Si les problématiques d’excédents de balance courante sont bien à la source des déséquilibres induisant le chômage aux Etats-Unis et en Europe, les travailleurs chinois ne volent pas leur travail aux américains. En tout cas, pas pour les raisons brandies avec facilité par les protectionnistes. Ces surplus – constituant en réalité une épargne massive qui coupe l’herbe sous les pieds de la croissance – se transforment en un authentique « piège à liquidités » (« liquidity trap » en anglais). Déversées même partiellement en direction de l’économie réelle, ces sommes conservées « au chaud » et à l’abri des aléas permettraient en effet une formidable reprise de la croissance mondiale.
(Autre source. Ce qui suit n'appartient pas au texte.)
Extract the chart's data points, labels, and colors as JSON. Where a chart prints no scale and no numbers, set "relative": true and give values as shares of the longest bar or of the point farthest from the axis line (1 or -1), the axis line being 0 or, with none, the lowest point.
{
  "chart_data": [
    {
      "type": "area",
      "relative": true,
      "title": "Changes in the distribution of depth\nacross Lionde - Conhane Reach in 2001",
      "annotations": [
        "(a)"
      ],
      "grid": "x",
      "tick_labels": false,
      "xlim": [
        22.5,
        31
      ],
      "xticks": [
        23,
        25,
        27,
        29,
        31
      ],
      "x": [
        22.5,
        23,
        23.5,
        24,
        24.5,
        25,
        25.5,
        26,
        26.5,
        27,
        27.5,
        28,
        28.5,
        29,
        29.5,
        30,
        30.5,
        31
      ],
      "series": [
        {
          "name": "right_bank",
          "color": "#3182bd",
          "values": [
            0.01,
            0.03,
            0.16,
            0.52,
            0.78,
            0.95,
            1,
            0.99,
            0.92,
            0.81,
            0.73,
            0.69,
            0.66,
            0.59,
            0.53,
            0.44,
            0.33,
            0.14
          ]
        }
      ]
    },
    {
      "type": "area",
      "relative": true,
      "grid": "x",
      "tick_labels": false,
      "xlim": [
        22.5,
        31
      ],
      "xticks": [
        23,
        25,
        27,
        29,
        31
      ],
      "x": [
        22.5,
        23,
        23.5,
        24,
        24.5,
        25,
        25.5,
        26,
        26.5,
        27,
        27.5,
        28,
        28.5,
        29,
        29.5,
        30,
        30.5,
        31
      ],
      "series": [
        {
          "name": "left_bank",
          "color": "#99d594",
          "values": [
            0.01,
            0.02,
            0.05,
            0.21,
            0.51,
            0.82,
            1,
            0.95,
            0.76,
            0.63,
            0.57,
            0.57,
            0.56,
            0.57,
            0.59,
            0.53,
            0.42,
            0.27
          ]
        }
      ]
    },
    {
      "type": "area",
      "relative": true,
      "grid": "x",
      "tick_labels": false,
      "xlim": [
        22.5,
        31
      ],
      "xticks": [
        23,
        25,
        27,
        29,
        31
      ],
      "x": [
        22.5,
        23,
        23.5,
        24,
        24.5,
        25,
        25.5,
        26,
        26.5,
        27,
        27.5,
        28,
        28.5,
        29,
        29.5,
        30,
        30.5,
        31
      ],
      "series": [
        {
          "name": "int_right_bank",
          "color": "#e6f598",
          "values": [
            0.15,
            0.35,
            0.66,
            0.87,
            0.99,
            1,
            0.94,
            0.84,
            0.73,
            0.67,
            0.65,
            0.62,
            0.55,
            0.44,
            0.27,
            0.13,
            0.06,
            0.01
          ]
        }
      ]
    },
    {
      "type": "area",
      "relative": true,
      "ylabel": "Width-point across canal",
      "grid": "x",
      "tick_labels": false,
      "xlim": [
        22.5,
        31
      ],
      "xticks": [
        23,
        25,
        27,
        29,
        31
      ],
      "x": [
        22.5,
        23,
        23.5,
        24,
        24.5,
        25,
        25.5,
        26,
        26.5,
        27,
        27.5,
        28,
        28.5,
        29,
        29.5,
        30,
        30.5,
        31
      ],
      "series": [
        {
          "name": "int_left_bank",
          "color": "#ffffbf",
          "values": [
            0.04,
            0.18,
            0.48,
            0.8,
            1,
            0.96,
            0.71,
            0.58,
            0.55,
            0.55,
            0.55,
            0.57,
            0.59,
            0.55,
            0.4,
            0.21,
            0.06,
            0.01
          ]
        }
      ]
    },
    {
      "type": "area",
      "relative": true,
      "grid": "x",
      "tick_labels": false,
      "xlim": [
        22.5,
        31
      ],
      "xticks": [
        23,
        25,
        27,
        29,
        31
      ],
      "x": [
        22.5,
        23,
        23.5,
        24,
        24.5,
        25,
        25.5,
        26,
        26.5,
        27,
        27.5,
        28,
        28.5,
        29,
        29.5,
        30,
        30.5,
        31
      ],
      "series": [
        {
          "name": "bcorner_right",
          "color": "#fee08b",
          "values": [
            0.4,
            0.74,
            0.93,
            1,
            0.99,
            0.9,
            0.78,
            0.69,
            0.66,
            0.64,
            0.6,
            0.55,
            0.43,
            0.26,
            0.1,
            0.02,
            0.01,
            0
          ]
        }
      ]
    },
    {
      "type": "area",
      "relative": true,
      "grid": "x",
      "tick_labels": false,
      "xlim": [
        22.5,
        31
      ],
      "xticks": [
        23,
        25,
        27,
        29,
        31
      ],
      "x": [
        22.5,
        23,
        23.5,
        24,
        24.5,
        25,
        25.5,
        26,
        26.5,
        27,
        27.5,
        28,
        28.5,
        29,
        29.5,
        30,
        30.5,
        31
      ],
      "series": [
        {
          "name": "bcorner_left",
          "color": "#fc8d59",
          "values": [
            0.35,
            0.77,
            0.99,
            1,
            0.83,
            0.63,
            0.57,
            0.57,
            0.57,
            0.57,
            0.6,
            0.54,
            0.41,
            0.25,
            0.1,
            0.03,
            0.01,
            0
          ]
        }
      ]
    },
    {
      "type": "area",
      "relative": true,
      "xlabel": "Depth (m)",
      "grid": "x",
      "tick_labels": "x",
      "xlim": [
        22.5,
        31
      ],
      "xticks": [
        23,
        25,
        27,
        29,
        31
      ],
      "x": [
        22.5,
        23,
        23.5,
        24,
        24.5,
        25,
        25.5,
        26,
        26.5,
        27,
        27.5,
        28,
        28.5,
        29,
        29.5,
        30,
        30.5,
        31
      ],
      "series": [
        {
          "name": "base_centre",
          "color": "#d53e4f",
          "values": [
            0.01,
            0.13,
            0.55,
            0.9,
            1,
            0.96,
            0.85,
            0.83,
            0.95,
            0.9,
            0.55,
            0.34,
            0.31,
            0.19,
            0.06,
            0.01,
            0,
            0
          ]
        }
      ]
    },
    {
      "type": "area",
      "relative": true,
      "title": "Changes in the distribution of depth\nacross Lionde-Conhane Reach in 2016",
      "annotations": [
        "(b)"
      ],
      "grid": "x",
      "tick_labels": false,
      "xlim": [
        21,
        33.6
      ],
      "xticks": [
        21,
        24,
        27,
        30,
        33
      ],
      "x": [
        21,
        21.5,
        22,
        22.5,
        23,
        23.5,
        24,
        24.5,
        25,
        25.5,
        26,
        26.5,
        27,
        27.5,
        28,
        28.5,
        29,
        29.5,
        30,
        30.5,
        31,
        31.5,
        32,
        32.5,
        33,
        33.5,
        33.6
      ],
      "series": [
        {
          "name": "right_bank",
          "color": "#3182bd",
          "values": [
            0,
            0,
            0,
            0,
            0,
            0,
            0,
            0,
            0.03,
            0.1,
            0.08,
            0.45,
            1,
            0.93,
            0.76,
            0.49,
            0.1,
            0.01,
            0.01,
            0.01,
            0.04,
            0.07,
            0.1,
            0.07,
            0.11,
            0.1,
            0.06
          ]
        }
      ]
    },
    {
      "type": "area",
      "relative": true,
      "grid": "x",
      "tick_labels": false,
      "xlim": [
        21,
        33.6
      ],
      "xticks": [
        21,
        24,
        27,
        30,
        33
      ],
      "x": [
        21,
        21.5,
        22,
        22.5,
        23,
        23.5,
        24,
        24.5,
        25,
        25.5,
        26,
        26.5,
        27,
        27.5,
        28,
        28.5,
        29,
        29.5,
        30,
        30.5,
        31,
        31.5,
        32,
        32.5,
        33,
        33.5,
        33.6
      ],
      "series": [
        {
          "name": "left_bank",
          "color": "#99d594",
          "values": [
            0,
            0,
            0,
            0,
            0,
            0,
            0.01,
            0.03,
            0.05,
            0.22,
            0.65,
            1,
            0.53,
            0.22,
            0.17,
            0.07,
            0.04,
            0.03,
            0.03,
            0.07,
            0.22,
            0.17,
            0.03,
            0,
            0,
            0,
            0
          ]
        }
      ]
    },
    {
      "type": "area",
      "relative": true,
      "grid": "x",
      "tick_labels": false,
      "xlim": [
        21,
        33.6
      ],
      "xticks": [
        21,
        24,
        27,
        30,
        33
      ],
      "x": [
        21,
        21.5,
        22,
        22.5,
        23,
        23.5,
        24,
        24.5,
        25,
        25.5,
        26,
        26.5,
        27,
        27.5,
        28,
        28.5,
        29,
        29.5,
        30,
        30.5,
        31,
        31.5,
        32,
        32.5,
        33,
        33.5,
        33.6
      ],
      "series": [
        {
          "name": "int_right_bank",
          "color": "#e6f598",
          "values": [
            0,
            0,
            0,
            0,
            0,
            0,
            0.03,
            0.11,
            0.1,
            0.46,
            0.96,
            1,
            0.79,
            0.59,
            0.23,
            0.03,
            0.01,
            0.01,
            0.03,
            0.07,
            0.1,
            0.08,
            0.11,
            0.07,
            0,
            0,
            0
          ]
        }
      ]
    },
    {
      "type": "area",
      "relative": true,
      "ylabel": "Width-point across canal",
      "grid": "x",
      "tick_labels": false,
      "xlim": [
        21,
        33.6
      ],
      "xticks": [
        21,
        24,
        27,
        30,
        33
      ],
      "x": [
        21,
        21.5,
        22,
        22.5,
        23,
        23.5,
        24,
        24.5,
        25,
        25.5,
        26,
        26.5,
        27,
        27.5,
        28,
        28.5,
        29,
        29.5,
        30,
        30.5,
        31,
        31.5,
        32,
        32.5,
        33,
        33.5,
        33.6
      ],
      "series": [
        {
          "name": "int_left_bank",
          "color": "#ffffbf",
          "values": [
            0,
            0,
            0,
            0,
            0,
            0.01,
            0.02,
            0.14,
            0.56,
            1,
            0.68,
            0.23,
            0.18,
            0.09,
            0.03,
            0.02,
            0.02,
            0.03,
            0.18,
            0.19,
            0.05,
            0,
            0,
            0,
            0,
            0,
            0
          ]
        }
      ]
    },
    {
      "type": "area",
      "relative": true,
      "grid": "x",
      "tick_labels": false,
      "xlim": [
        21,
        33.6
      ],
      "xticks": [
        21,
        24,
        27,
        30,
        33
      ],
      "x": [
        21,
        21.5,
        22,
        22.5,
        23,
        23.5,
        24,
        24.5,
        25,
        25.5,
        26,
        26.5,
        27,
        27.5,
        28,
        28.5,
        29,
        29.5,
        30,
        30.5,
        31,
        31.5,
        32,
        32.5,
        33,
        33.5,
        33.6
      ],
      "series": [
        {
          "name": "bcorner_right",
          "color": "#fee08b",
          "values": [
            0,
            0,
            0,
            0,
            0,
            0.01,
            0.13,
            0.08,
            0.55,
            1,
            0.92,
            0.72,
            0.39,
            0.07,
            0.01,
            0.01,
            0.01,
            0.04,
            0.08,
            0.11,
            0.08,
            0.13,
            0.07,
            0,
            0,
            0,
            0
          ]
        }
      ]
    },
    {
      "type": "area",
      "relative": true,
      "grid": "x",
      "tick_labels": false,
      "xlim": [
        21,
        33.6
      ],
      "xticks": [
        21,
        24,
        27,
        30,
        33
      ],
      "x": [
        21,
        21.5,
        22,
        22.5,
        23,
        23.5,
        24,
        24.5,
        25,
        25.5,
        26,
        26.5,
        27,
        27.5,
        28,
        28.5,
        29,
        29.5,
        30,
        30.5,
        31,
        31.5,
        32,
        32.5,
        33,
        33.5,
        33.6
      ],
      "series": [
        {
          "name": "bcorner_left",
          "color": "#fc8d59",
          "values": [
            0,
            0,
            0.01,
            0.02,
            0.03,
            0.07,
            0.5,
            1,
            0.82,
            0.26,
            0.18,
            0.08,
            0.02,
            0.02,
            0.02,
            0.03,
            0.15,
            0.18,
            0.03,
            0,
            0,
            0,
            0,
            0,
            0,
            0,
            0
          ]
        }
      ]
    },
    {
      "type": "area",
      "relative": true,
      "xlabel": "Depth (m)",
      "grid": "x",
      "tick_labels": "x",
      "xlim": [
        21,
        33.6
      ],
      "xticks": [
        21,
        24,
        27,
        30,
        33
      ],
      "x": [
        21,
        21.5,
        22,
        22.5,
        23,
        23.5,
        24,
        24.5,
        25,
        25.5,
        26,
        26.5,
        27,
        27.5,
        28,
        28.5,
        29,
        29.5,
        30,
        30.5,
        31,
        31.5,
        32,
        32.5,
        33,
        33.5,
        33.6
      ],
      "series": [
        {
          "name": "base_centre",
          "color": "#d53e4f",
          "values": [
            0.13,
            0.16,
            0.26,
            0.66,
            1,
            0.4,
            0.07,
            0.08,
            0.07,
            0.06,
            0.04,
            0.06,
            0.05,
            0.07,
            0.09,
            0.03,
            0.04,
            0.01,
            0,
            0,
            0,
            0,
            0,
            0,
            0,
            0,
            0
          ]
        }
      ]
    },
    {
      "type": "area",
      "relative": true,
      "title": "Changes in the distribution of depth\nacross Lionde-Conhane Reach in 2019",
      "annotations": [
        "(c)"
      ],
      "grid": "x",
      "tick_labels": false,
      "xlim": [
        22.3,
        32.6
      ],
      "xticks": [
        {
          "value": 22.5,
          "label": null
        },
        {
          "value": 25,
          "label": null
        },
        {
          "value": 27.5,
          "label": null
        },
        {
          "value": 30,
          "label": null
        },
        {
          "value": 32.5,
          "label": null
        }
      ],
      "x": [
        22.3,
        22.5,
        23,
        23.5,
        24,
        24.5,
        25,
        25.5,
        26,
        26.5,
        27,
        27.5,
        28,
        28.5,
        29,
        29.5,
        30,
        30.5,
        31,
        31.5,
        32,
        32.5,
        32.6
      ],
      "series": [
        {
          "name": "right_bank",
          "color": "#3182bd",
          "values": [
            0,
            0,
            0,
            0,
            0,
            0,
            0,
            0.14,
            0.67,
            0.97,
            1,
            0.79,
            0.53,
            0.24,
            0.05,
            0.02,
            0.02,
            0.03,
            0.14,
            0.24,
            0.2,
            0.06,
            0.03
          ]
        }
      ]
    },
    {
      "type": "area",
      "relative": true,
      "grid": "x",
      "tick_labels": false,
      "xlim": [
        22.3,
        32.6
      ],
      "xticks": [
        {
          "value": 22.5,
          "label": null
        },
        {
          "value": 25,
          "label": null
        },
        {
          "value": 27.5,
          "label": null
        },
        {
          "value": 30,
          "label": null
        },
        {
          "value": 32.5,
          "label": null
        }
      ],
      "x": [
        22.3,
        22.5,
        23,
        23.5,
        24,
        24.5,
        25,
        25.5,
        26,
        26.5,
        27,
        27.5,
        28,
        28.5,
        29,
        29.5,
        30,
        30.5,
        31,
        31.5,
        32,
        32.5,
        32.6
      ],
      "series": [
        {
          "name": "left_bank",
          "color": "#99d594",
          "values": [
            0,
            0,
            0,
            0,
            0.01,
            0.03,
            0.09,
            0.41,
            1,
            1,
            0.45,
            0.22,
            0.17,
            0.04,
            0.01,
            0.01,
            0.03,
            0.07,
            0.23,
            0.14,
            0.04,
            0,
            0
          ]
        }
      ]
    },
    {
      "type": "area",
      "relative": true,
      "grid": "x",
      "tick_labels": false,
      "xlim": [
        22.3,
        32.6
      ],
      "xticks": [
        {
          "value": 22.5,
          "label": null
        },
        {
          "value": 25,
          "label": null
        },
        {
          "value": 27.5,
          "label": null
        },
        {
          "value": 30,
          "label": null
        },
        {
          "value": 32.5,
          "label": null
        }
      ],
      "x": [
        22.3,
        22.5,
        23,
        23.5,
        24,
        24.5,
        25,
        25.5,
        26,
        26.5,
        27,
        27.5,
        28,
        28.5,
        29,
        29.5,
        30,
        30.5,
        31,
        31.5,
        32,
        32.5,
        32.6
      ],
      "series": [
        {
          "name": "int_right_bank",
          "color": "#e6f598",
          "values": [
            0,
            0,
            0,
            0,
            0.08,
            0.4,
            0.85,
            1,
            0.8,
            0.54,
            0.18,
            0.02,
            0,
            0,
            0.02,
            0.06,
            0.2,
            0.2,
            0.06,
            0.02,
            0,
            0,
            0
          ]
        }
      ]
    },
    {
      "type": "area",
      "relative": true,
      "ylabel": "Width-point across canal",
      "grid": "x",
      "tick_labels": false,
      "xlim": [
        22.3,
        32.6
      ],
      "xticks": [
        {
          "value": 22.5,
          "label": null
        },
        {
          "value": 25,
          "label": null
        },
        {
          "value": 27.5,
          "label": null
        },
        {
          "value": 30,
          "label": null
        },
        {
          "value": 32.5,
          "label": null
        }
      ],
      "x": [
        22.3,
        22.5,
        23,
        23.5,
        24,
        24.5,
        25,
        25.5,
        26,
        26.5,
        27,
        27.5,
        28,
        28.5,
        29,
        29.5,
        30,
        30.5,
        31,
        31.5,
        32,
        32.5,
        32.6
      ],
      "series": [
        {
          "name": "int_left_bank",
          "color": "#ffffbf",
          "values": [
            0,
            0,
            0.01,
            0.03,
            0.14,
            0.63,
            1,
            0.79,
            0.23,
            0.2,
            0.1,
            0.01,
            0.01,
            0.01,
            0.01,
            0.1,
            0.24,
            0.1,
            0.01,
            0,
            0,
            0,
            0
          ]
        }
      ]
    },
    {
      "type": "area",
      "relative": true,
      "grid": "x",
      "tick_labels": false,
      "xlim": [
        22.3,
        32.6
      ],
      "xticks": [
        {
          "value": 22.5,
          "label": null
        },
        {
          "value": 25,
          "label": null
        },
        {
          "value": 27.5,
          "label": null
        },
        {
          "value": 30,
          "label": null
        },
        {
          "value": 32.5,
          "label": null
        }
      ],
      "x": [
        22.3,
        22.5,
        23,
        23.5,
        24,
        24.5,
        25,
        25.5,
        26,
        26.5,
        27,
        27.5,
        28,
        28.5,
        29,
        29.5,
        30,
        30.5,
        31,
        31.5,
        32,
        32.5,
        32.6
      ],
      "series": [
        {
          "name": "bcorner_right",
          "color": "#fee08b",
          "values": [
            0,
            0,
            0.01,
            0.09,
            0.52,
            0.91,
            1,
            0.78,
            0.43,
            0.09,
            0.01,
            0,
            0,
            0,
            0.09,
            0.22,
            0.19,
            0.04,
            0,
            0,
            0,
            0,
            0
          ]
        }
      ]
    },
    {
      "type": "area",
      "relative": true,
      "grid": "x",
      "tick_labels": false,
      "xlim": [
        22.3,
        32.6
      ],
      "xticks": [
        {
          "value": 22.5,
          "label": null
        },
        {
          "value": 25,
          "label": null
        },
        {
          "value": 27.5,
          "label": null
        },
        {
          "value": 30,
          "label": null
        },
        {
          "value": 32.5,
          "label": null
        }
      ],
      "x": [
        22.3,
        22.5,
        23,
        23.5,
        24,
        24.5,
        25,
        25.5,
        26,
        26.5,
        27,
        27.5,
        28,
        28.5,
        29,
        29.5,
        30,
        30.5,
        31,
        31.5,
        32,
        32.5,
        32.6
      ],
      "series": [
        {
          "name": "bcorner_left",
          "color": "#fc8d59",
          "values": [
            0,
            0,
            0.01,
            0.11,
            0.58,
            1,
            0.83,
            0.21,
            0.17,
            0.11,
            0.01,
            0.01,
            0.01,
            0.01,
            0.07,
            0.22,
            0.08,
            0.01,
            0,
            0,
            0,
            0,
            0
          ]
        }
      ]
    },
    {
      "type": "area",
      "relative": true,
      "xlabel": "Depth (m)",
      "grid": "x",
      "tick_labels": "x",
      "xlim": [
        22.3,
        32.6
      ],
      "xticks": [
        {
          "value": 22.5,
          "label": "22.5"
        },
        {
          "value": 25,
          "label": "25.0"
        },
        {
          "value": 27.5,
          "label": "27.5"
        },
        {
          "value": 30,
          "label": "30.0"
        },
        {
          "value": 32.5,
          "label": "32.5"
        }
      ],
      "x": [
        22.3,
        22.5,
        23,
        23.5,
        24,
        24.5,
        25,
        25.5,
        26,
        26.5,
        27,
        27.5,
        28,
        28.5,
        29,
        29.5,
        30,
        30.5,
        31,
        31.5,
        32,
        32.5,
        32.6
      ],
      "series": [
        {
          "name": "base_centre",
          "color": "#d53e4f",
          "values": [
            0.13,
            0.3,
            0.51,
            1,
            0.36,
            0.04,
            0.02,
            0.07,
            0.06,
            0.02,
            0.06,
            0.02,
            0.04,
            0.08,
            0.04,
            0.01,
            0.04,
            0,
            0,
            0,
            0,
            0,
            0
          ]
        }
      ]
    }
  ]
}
Voilà pourquoi les chinois et même les suisses, voire les norvégiens (dont l’excédent de balance courante dépasse 70 milliards de dollars), compriment l’emploi aux Etats-Unis. Et n’évoquons pas les ravages des excédents allemands sur les emplois du reste de l’Europe.

 

Pour autant, les Etats-Unis et leur activation frénétique de leur planche à billets sont, de très loin, les premiers responsables de ces liquidités déversées par milliers de milliards de dollars sur notre système globalisé. C’est en effet leurs taux frôlant le zéro absolu et leurs multiples stimuli qui ont précipité l’avènement de ce piège à liquidités qui s’est refermé sur eux. En d’autres termes, la Réserve Fédérale américaine qui croyait, à la faveur de sa création monétaire pharaonique, mettre de l’huile dans ses rouages économiques a instauré un phénomène décrit en son temps par Keynes qui est « le paradoxe de l’épargne ». Par crainte de l’avenir, ces liquidités, qui se transforment en épargne, réduisent du coup la consommation et l’activité. Jusqu’à ce que ce phénomène ne réduise à son tour la valeur même de cette épargne ! Trop d’épargne tuant ainsi l’épargne : c’est la métaphore du cinéma où une personne qui se lève peut certes mieux voir mais où plus personne ne voit plus rien dès lors que tous les spectateurs se lèvent en même temps… Notre planète étant un jeu à somme nulle, plus personne, plus aucun Etat –fussent-ils les Etats-Unis d’Amérique – ne peut plus mettre en place impunément des stratégies individuelles et strictement nationales car celles-ci se retournent contre lui comme un boomerang, faute de concertation internationale. Voilà pourquoi les chinois pas – plus que les suisses – ne volent le travail des américains.

 

1 – la balance courante (en anglais: current account balance) indique le solde des mouvements de biens et de services ainsi que les flux de revenus de placement entre un pays et le reste du monde.